Conversas vadias
COISAS DA VIDA*
[Memórias]
Foto do escritor e
magistrado Alfredo de Assis Castro, na capa de seu livro ‘Coisas da Vida’, de
1916, reeditado em 2008 pela Academia Maranhense de Letras, para a coleção
‘Publicações do Centenário’
Não
existia discagem direta a distância [DDD] e a comunicação era por cartas, onde
se exercitava o gênero literário da epístola; e assim, eu me correspondia com
os meus ilustres conterrâneos Josué Montello, Odylo Costa, filho, Manoel
Caetano Bandeira de Melo, Astolfo Serra, Franklin de Oliveira, Félix Aires e,
sobretudo, com o professor e desembargador Alfredo de Assis Castro, cofundador
da Academia Maranhense de Letras e um dos integrantes dos ‘Novos Atenienses’,
depoimento ‘plutarqueano’ onde o senso crítico de Antônio Lôbo analisa o
renascimento da cultura e da literatura maranhense, nos albores do Século XX. Sobre o que me cabe contar, não poderia de
forma alguma deixar ‘passar batido’, porque este fato encerra um acontecimento
pitoresco, a desembocar numa confusão de identidade, com surpresas e decepções,
quem sabe.

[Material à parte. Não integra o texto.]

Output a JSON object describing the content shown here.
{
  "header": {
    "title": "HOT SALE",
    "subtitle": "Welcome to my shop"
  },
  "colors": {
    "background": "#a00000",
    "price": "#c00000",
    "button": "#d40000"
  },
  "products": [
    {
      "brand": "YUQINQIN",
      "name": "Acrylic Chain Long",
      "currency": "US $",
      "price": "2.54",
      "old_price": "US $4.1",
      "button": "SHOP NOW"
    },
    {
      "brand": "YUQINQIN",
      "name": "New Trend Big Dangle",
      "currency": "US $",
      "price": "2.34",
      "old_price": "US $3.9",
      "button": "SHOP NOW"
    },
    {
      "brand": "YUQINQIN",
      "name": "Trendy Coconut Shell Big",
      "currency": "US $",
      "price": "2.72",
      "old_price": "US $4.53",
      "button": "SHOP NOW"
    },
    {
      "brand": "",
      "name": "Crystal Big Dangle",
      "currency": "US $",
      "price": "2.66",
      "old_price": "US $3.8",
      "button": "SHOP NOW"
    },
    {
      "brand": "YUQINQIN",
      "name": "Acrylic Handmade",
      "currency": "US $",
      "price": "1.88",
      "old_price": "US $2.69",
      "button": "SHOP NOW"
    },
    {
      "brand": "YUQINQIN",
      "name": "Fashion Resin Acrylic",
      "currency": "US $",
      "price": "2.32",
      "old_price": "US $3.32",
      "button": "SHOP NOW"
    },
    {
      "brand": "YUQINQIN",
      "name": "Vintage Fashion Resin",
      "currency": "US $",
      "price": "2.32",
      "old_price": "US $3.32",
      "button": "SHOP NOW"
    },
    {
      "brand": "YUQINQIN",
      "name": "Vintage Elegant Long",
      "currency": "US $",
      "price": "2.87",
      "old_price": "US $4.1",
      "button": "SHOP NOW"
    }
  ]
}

Pois bem, um belo dia bateram palmas no corredor da nossa casa à Rua
do Passeio, em São Luís; atendi; à porta estava um senhor elegantemente enfatiotado
que, ao cumprimentar-me, foi logo dizendo: “Gostaria de falar com o Dr. Fernando
Braga;” ri, e respondi-lhe que Fernando era eu, e que o doutor ficaria por
conta dele, tempo em que o convidava para entrar, o que ele não aceitou,
alegando pressa, e, tatibitate nas entrelinhas, insistiu: “Bem sei, bem se vê;
estou à procura de seu pai;” retruquei dizendo-lhe que meu pai se chamava Ernani
e àquela hora estava em seu trabalho; o homem voltou à carga: “Então é seu
avô!” Tive de explicar-lhe que meu avô se chamava Pedro e já era falecido há
anos; o homem mediu-me de cima abaixo, talvez a analisar a minha pouca
credibilidade na casa dos vinte anos, e arriscou com ares de pouca-fé e
disfarçado desdém: “Então é você o amigo do desembargador Alfredo de Assis
Castro?” Foi aí que me clareou ser
aquele senhor um emissário do desembargador, em virtude de este ter-me dito por
carta que iria aproveitar um portador para entregar-me em mãos seu último
livro. Com este trunfo, de pronto o
corrigi, sorrindo: “Amigo não, amicíssimo!” ... E continuei: “Temos uma amizade
afetiva e literária altamente benfazeja, naturalmente para mim, que absorvo as
lições do mestre Assis, um iluminado a serviço das letras e da justiça aqui de
nossa terra, além do condão de afinidade que nos une, vez que ele é companheiro
de geração de meu avô, e padrinho de um dos meus tios; e mais, conversamos
muito sobre amenidades, creio que, talvez por isso, o desembargador me tenha em
sua lista de bem-querenças, o que para mim é uma grande honra”; juro que ouvi o
homem, depois de uma pausada respiração se auto confessar: “Não, não é possível!”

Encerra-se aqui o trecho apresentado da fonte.